Research Council of Norway, grant on "Armed Conflict and Maternal Health in Sub-Saharan Africa",
2014-2016, (Lead PI: Gudrun Østby PRIO, Norway)
This project aims to increase our knowledge about how armed conflict impacts maternal health, which is crucial for formulating humanitarian policies to improve women’s health after conflict. We use disaggregated conflict data to investigate local effects of civil war on health indicators. This allows us to assess various measures of maternal health, account for contextual factors, and consider potential diffusion effects of poor maternal health into neighboring regions. Finally, we study the determinants of maternal health in post-conflict societies to identify the most effective intervention strategies. Attempting to ameliorate conflict-related biases in health data, we combine statistical analysis of secondary data from sources such as the Demographic Health Surveys with qualitative analysis through fieldwork. While many studies focus exclusively on direct effects of interventions, like the provision of obstetrical care, an innovation of this project is to also address political, socioeconomic, and cultural factors.

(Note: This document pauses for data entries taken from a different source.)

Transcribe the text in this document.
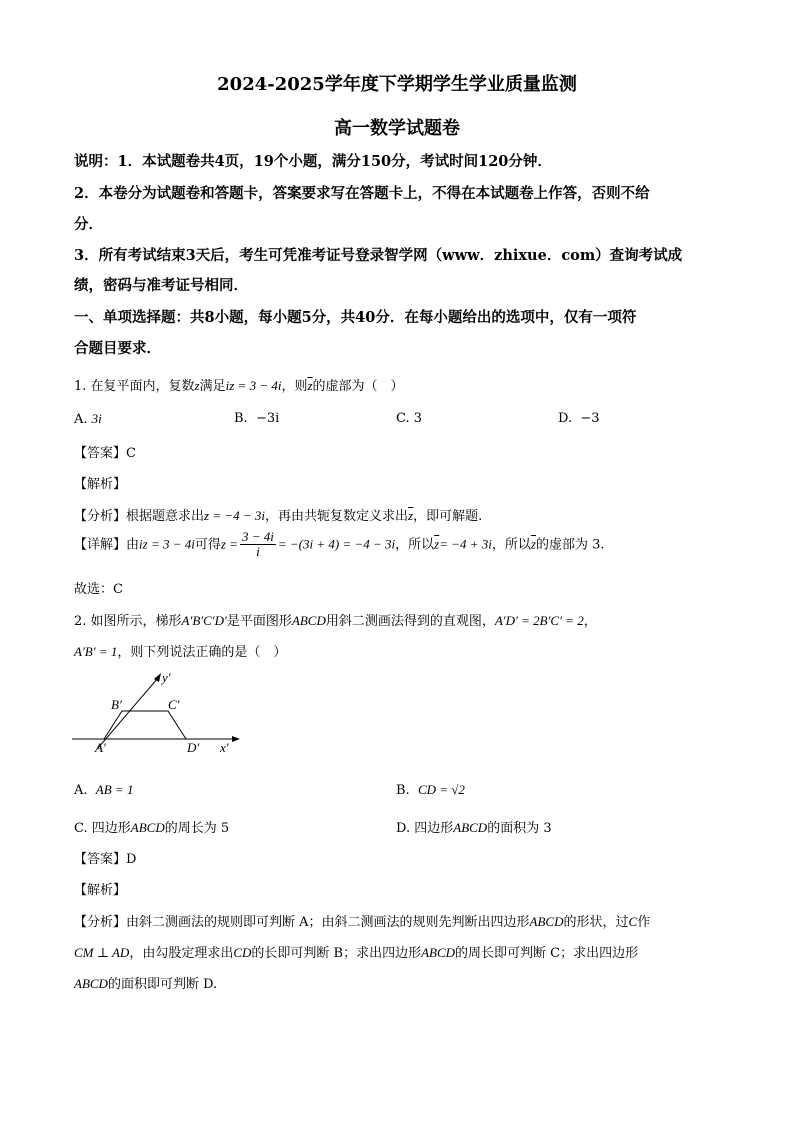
2024-2025学年度下学期学生学业质量监测
高一数学试题卷
说明：1．本试题卷共4页，19个小题，满分150分，考试时间120分钟．
2．本卷分为试题卷和答题卡，答案要求写在答题卡上，不得在本试题卷上作答，否则不给
分．
3．所有考试结束3天后，考生可凭准考证号登录智学网（www．zhixue．com）查询考试成
绩，密码与准考证号相同．
一、单项选择题：共8小题，每小题5分，共40分．在每小题给出的选项中，仅有一项符
合题目要求．
1. 在复平面内，复数z满足iz = 3 − 4i，则$\overline{z}$的虚部为（　）
A. 3i	B. −3i	C. 3	D. −3
【答案】C
【解析】
【分析】根据题意求出z = −4 − 3i，再由共轭复数定义求出$\overline{z}$，即可解题.
【详解】由iz = 3 − 4i可得$z = \frac{3 - 4i}{i} = -(3i + 4) = -4 - 3i$，所以$\overline{z}= -4 + 3i$，所以$\overline{z}$的虚部为 3.
故选：C
2. 如图所示，梯形A′B′C′D′是平面图形ABCD用斜二测画法得到的直观图，A′D′ = 2B′C′ = 2，
A′B′ = 1，则下列说法正确的是（　）
y′
x′
A′
B′	C′
D′
A. AB = 1	B. CD = √2
C. 四边形ABCD的周长为 5	D. 四边形ABCD的面积为 3
【答案】D
【解析】
【分析】由斜二测画法的规则即可判断 A；由斜二测画法的规则先判断出四边形ABCD的形状，过C作
CM ⊥ AD，由勾股定理求出CD的长即可判断 B；求出四边形ABCD的周长即可判断 C；求出四边形
ABCD的面积即可判断 D.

Mid-Career Fellowship, 2012-2013, British Academy, PI (£98,484)
The goal of the fellowship is to develop the research findings emerged from the fieldwork in Liberia into a manuscript and disseminate the research to non-academic audiences. Beyond academic publications, the dissemination strategies included talks to the local community, organization of workshops where practitioners and representatives of NGOs were invited, presentation of findings to academic audiences from different disciplines, and dissemination of briefs to international NGOs such as Kvinna til Kvinna a leading Swedish NGO in peacebuilding and gender equality, Global Action to Prevent War (United Nations), and SIPRI USA. Some of the findings in the research have spilled into a new book proposal on the policy implications of UN SC 1325 which is under consideration with Routledge.
ESRC Research Grant: RES-000-22-4306: "A Country of their Own: Women’s Organisations and Peacebuilding", PI (£ 43,300)
This grant funded fieldwork in Liberia in April and June 2011. The project used semi-structured interviews in Liberia to analyse patterns of interaction in between local women's organisations and the UN. It gathered relevant information both from representatives from women's organisation as well as external participants in peacebuilding, such as UN officials and non-governmental organisations. The research project has documented: (1) Significant variations in local capacity of women’s organizations that create better prospects for peacebuilding projects. (2) Limited local-external interaction. While UN and INGOs are more active in areas where local society is more vibrant and organized, they do not fully engage with local actors, especially women’s organizations. (3) The limited interaction between the UN missions and women’s organizations leads to mistrust from both sides, weakening the effect of peacebuilding policies. The project has generated research outputs in process of publication, presentations at international conferences and invited workshop, and has fostered international collaborations among academic researchers.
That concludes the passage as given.